Daniel Larison writes:
Via Andrew, Ben Smith brings a new Polish poll on the missile shield to our attention. By a 48-31% margin, Polish respondents say that Obama’s decision was good for Poland. This is in line with what I have been saying about Polish and Czech public opinion regarding the missile defense proposal for quite some time. The Wall Street Journal’s latest news article this morning was blaring headlines from tabloids in Poland and the Czech Republic as if these responses were representative of the population as a whole. Evidently they are not at all representative. It’s as if foreign media picked up the latest stories from Newsmax and treated them as proof of what most Americans believed. One of the problems the American right seems to be having in understanding the Polish and Czech reactions is that they are taking their cues from the most nationalist segments of the population, and as a result they are given very misleading impressions of how most Poles and Czechs view things. If you believe that Vaclav Havel speaks for his people on this matter, his outrage over the cancellation would mean something, but he doesn’t speak for them, just as he did not speak for them when he backed the invasion of Iraq. The same is true of Kaczynski and the Poles.
How is it that most conservatives can bristle at American elites who ignore them and their interests and not see that most “pro-Western” or “pro-American” governments are staffed with people who are just as out of touch with their own nations on many issues?
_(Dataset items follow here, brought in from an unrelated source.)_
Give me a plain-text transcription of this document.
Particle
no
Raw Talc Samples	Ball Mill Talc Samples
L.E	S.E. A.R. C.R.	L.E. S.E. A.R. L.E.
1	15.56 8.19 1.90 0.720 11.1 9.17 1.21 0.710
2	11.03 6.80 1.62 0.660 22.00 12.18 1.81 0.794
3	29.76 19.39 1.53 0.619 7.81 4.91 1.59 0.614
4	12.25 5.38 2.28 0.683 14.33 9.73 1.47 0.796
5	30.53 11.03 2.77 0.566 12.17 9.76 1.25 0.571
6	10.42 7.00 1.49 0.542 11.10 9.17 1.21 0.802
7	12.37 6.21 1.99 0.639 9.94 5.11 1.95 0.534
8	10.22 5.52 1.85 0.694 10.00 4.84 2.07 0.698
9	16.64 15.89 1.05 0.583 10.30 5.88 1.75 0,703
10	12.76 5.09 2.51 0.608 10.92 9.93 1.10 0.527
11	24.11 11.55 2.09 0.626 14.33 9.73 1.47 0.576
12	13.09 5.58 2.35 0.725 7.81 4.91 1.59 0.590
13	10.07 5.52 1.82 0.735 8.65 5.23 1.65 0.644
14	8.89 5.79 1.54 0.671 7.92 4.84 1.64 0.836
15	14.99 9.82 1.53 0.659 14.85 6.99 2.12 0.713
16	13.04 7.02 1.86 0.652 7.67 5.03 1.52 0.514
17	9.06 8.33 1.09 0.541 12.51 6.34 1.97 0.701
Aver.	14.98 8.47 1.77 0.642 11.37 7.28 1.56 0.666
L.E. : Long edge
How do they not see that the sort of people from the coasts they find so unappealing and unlike them are very much like the Europeans who align themselves so slavishly with Washington? Why would anyone assume that such people represent the broad majority of their countrymen when it comes to foreign policy?
And:
This statement from a number of major movement figures attacking the administration’s decision on missile defense is a useful reminder of how bankrupt movement conservative thought is when it comes to matters of national security and foreign policy. Had I set out to write a parody of hysterical conservative reaction to this decision, I would not have been able to come up with anything that compares to the genuine article. The first paragraph sums up their view:
"The announcement that the Obama Administration will abandon Missile Defense in Poland and the Czech Republic represents a massive surrender of American Strategic Influence and a betrayal of two of our closest friends in the region. The move also indicates appeasement towards Russia, and a misunderstanding of the seriousness of the potential nuclear capability of Iran."
For starters, you have to enjoy all of the unnecessary capitalization. It isn’t merely missile defense, but Missile Defense that Obama has scrapped. All of the usual tropes are here: surrender, betrayal, appeasement. It doesn’t seem to bother these people that all of this is garbage. Former Polish President Kwasniewski specifically rejected describing this decision as a “betrayal,” and it is laughable that anyone would make such a charge. How can cancelling a system that hasn’t even been built and which at least half of Poland doesn’t want count as a betrayal of Poland? If this move were an attempt at “appeasing” Russia, it might start to rehabilitate the reputation of appeasement. It would mean that foregoing unnecessary provocations can repair frayed international relations, and it implies that critics of the decision would prefer a world in which relations with Russia continue to deteriorate and European security is steadily undermined.
Iran’s nuclear capability is neither here nor there. Without a long-range missile program to deliver the nukes that Iran is nowhere near close to having, Iran’s nuclear capability might be real and still pose no threat to European security. The signatories of this statement haven’t a shred of credibility on these issues. Unfortunately, instead of being greeted with embarrassment and disdain by conservatives, this statement represents the common view of much of the American right.
The only conservative thing that Ronald Reagan ever did was to begin nuclear arms reduction in Europe, just as the only conservative thing that George W Bush ever did was to remove American troops from Saudi Arabia after 9/11, thus ensuring that there has been no further attack on American soil.
Those acts stood in the tradition of Republican calls for Europe to revert to pre-1914 borders and thus end the First World War, of refusal to enter the Second World War until actually attacked by either side, of Eisenhower's ending of the Korean War, of his even-handed approach to Israel and the Palestinians, of his denunciation of the military-industrial complex, of Nixon's pursuit of began détente with China, and of the ending of the Vietnam War by him and Ford, an old America First Committee stalwart.
That tradition now subsists in Barack Obama and his Administration. Which is more than welcome. But whatever happened to the Republican Party?
"How is it that most conservatives can bristle at American elites who ignore them and their interests and not see that most “pro-Western” or “pro-American” governments are staffed with people who are just as out of touch with their own nations on many issues?"
ReplyDeleteAdd the Ukrainian Orangers and the Georgian Saakashvilites.
Simple. Most, if not all, people see exactly what they expect to see, or more yet, they see what they want to see. And to compound the problem, people then insist on only listening to those with whom they agree. Huddling together in like-minded ghettoes.
You see it on the internet all the time too.